Computational Fluid Dynamics based on PyTorch and the Lattice Boltzmann Method

MIT License

223 stars 39 forks source link

HDF5 Writer limits grid resolution #119

Closed robert-DL closed 3 months ago

robert-DL commented 2 years ago

Hi,

the current implementation of the HDF5 writer saves the flow object as metadata. However, this limits the grid size since the metadata should not exceed 64kb (if I remember correctly). E.g. for large resolutions on the obstacle flow, the mask is limiting the usage. (if my assumption is correct). A quick fix would be, to save the mask into a separate dataset and set it to None before pickling the flow. Therefore, the assertion test has to be removed from the mask setter. :)

Best Robert

Olllom commented 2 years ago

Oh no. My bad! Thanks for pointing this out. As a short term fix, let's make the saving and loading of the flow optional and disable it by default.

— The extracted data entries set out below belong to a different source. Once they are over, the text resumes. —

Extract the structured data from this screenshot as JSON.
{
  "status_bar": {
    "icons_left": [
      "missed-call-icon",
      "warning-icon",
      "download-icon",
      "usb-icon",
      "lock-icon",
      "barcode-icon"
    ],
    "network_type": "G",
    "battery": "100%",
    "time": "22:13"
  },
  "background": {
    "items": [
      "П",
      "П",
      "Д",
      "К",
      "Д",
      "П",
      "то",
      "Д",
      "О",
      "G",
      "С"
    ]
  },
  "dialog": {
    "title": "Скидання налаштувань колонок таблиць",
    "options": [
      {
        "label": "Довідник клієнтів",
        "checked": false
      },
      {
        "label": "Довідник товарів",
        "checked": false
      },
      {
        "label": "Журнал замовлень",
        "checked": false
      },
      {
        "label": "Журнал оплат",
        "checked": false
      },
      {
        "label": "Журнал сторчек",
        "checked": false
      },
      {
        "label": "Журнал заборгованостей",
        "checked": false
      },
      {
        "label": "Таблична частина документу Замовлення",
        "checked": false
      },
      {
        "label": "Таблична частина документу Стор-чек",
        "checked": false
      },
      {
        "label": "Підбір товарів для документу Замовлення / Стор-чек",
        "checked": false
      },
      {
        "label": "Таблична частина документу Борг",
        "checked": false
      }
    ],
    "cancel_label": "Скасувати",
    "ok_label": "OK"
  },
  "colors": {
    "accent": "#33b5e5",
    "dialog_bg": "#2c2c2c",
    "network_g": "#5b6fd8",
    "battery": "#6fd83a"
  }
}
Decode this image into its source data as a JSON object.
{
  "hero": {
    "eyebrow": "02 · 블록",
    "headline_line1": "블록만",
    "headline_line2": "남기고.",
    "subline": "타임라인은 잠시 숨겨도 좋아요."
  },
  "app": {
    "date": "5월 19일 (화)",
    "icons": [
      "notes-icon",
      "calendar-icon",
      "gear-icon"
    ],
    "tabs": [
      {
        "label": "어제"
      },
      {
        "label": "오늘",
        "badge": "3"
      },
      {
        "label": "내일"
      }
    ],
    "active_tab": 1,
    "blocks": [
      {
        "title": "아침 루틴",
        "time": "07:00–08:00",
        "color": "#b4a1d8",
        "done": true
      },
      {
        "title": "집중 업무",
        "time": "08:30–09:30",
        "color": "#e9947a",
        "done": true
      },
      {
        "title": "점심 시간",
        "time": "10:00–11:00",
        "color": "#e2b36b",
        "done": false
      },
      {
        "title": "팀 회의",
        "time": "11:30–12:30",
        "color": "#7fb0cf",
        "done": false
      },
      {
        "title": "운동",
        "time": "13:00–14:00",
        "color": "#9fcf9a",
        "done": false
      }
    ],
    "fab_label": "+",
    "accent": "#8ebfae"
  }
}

As a long term solution, let's think about how we can define a proper (de-)serialization of flows and put this in a separate class.

robert-DL commented 2 years ago

I think it would be convenient to store information about the mask by saving the indices where the mask equals one. Since the shape of the data is known, one can easily create the mask again. This reduces the overhead a lot and one does not need to have a switch attribute like save_mask=True. Also, it is just a minor modification. flow.mask = np.nonzero(flow.mask)

EDIT: I would not store any object into the hdf5. Instead, I would write metadata and datasets solely. The stencil, streaming, etc. can be named. The stencil velocities can be stored as metadata, same for the weights and cs. Also the simulation parameters such as the Reynold number and so on (although this information could be dumped to a text file). One can recover the simulation setup completely from this information, without storing the class. But this is probably a matter of taste.

PhiSpel commented 4 months ago

@Olllom this refers to the checkpoint, right? Is it necessary to use pickle? If I understand correctly, we do not dump the whole Simulation object (where pickle may make sense), we may as well use torch.save(filename) and torch.load(filename, dtype=lattice.dtype, device=lattice.device). Would this solve this issue?

Olllom commented 4 months ago

Yes. The serialization method discussed here was definitely a bad idea.

Writing checkpoints through torch.save makes sense (it uses pickle under the hood).